True, but I thought you were arguing that the financial benefit from imposed scarcity was the reason the pharmacist’s right could be abrogated. Certainly there are other, non-financial benefits, but aren’t those included in the transaction, one way or the other?

And again, licensing is not a gift of the government. It is a measure taken in the public interest, justifiable only for the public interest, and not otherwise acceptable in a free society. All restrictions by the government have to be justified, and in every case. The default is never that “whatever is not prohibited is mandatory.”

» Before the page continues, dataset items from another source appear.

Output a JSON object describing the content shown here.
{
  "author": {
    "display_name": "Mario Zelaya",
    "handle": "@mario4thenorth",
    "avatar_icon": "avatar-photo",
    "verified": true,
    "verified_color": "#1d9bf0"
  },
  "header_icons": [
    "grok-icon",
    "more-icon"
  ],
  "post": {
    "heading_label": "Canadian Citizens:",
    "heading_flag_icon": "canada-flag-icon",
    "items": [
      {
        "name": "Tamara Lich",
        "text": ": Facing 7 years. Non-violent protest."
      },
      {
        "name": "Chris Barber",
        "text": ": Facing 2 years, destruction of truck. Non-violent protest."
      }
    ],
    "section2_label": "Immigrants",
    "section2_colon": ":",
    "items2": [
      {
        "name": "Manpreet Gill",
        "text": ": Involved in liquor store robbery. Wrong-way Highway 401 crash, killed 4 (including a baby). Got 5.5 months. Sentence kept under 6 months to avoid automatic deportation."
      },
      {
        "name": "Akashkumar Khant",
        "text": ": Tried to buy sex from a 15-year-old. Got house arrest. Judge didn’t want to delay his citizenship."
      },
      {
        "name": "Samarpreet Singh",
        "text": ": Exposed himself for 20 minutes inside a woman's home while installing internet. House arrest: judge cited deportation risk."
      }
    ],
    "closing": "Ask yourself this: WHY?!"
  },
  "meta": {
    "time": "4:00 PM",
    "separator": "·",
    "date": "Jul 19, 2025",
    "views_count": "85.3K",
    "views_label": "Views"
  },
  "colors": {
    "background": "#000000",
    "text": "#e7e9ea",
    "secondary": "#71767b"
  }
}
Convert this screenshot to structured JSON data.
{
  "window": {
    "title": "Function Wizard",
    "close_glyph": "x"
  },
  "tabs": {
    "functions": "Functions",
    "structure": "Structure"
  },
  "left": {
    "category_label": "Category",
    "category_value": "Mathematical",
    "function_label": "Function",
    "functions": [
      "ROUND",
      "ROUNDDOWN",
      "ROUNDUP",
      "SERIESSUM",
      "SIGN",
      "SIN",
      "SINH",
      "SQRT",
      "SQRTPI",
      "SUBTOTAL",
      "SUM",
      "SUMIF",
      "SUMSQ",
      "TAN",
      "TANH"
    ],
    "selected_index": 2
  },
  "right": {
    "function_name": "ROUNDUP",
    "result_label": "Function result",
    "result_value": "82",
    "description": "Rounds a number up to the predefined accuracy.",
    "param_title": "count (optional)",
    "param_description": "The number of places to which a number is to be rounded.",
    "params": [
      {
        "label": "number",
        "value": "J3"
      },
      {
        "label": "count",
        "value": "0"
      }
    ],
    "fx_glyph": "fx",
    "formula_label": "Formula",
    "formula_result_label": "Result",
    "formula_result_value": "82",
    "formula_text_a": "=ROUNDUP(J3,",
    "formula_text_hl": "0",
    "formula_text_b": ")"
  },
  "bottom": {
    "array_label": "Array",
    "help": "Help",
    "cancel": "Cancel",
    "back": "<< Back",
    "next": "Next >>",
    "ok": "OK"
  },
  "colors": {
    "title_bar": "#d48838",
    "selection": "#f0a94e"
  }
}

What degree? I’m not sure. What I am arguing is that some degree has to be proven, as in my example of Plan B to save the life of the mother. If the argument is made, not that “the public safety is threatened by the pharmacist’s refusal and here’s how”, but “you were OK with restrictions for the public safety, so now you can’t object to restrictions for other, non-specified reasons”, that is a different matter.

Nor do I. But those other grounds you mention have to be made clear - it never changes to the point where the pharmacist has to justify not having his rights restricted.

I completely agree. Perhaps the only differences are that I don’t believe a worker can be forced to sell even if the Plan B is not otherwise conveniently available. Even if this is the only pharmacy or retail outlet in town, a citizen has the right to refuse to consent to participation.

Same for owners. If the owners of the pharmacy outlet decide that their store won’t sell Plan B, then the customers have no right to compel them to do so. Everyone gets to choose, in other words, and no one can overrrule that decision.

I think we are bumping up against basic assumptions here. You post -

My belief is that the government may not act even if the Constitution doesn’t expressly forbid it to. Freedom of speech and religion and so forth is guaranteed by the First Amendment, gun ownership by the Second, and other rights by other clauses. Under the Tenth Amendment, any powers not specifically delegated to the federal government belong exclusively to the states, or the people. That is to say, the federal government may not do anything at all that the Constitution does not explicitly say they can do.

So you are certainly correct that the feds cannot interfere with a free press, because the First Amendment forbids them to do so. But the feds cannot interfere with a citizen’s right to refuse to sell Plan B, because the Constitution does not specifically say that they can so interfere. Since the Constitution does not specifically say they can, they can’t - unless they can justify it on some licit ground, like public safety.

I think our assumptions are different. I assume, based on the Tenth Amendment, that the government should usually do nothing. Even if it is already involved by licensing or whatever, they cannot do anything more, based (again) on the Tenth Amendment. It sounds libertarian, and in a way it is, but it is based more on my belief in limited government.

The feds have to come up with a damn good reason to do anything at all. And the default for citizens should be (IMO) to tell the feds to go pound sand.

Regards,
Shodan

I have never said anything different to this. What I have said is that I don’t think (necessarily) that someone should be allowed to refuse to sell this and maintain a license. Different things.

And I would reiterate that I don’t see any difference between an ordinary citizen and a licensed one. Both have rights, and the government needs to come up with a specific justification for removing any of those rights, even if a licensed or unlicensed worker has consented to the removal of other rights for some useful purpose.

For all the reasons mentioned above.

Methinks we have reached the point of repetition. Thanks, I enjoyed the discussion.